---------竹下通り---------
ある日、多英に付き合って原宿に買い物に行った。
世界的に有名なファッションストリート。でも実際に行ってみたら、洋服だけじゃなく不思議雑貨とかクレープとか、10代でも安く買えるものがいっぱいあって、買い物よりもブラブラ歩くのにちょうどいい、賑やかな散歩道。段々人が増えて来て、そろそろ他へ移動しようか考えていた時だった。
「あっ、また来た」
「何?」
「あの人、絶対そうだよ」
多英が指す方向から、うちのダディぐらいの年代の男性が、にこやかにこっちに向かって歩いてくる。
「お店入ろう」
すぐ目の前にあった古着屋に飛び込み、店の中の階段を駆け上がった。
「待ってー、カオリン」
息を切らして多英が上ってきた。
「そんなに逃げなくても。違うかもしれないし」
「でも、もしそうだったらイヤじゃん」
「いいなぁ、カオリン。私なんか何十回も来てるけど、スカウトなんて一回もないよ」
「多分、多英がメイクしてくれたから」
駅のトイレでふざけて試したメイキャップを、すごく後悔していた。私の顔は、なにか色が入ると一気に実年齢を超えてしまうんだ。
「最初の人なんか、地下鉄から地上に出て30秒も経ってなかったよね。ちょっとキミ、待ってーって」
「補導されるのかと思った」
「カオリン逃げちゃうから私が名刺もらった(笑)」
「だって、話が長いんだもん」
せっかく友達と遊びに来てるのに、よくわかんない大人に掴まるなんて時間の無駄。
「カオリン逃げちゃったあと、トシ聞かれて中学生ですって言ったらびっくりしてたよ」
「やっぱり。私、老け顔だから」
「大人っぽいんだよ。いいなぁ」
「よくないよ。中身が追いつかない」
「そういうギャップも、モテ要素しかないし!」
いつも励ましてくれる多英。きっと中身は私より大人。私は多英みたいに、気になる人がいても自分から声をかけたりできない。

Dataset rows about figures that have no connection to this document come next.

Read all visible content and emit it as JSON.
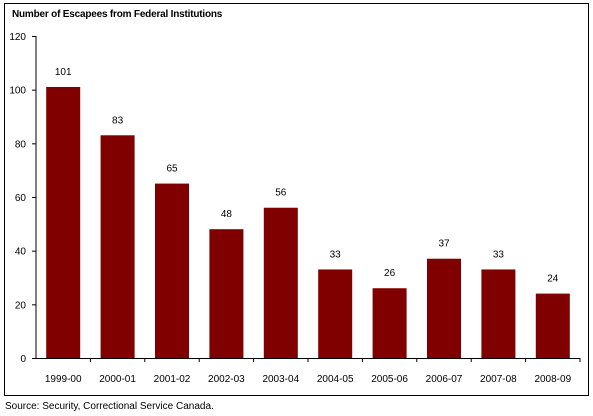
{
  "chart_data": {
    "type": "bar",
    "title": "Number of Escapees from Federal Institutions",
    "xlabel": "",
    "ylabel": "",
    "categories": [
      "1999-00",
      "2000-01",
      "2001-02",
      "2002-03",
      "2003-04",
      "2004-05",
      "2005-06",
      "2006-07",
      "2007-08",
      "2008-09"
    ],
    "values": [
      101,
      83,
      65,
      48,
      56,
      33,
      26,
      37,
      33,
      24
    ],
    "ylim": [
      0,
      120
    ],
    "yticks": [
      "0",
      "20",
      "40",
      "60",
      "80",
      "100",
      "120"
    ],
    "data_labels": true,
    "grid": false,
    "legend": "none",
    "bar_color": "#800000"
  },
  "source": "Source:  Security, Correctional Service Canada."
}
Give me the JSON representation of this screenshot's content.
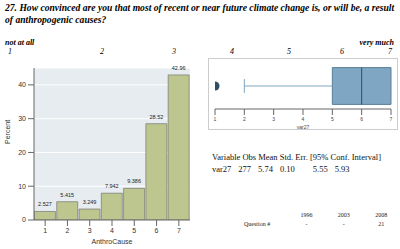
{
  "title": "27. How convinced are you that most of recent or near future climate change is, or will be, a result of anthropogenic causes?",
  "scale": {
    "low_label": "not at all",
    "high_label": "very much",
    "points": [
      "1",
      "2",
      "3",
      "4",
      "5",
      "6",
      "7"
    ]
  },
  "chart_data": [
    {
      "type": "bar",
      "categories": [
        "1",
        "2",
        "3",
        "4",
        "5",
        "6",
        "7"
      ],
      "values": [
        2.527,
        5.415,
        3.249,
        7.942,
        9.386,
        28.52,
        42.96
      ],
      "xlabel": "AnthroCause",
      "ylabel": "Percent",
      "ylim": [
        0,
        45
      ],
      "yticks": [
        0,
        10,
        20,
        30,
        40
      ],
      "color": "#bcc68e",
      "grid": true,
      "data_labels": true
    },
    {
      "type": "box",
      "xlabel": "var27",
      "xlim": [
        1,
        7
      ],
      "xticks": [
        1,
        2,
        3,
        4,
        5,
        6,
        7
      ],
      "whisker_low": 2,
      "q1": 5,
      "median": 6,
      "q3": 7,
      "whisker_high": 7,
      "outliers": [
        1
      ],
      "color": "#7fa6c2"
    }
  ],
  "stats_table": {
    "columns": [
      "Variable",
      "Obs",
      "Mean",
      "Std. Err.",
      "[95% Conf. Interval]"
    ],
    "rows": [
      [
        "var27",
        "277",
        "5.74",
        "0.10",
        "5.55",
        "5.93"
      ]
    ]
  },
  "year_table": {
    "columns": [
      "1996",
      "2003",
      "2008"
    ],
    "rows": [
      [
        "Question #",
        "-",
        "-",
        "21"
      ]
    ]
  }
}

「でも、すごいなぁ。2時間ちょっとで3回もスカウトされるってすごくない?」
「本物のスカウトかどうかわからない。何か買わせようとしてるのかも」
「でも、この名刺の会社、ググったらちゃんと出てきたよ?」
「名刺だって、本物かどうか怪しいよ」
とにかく、色んな誘惑の多い街。
「お昼はシモキタで食べない?好きなお好み焼き屋さんがあるんだ」
「イイね」
明治神宮前から千代田線に乗って、深く降りて小田急線に乗ったらホッとした。オダキューはホーム。私の大切な人たちが使う大好きなトレイン。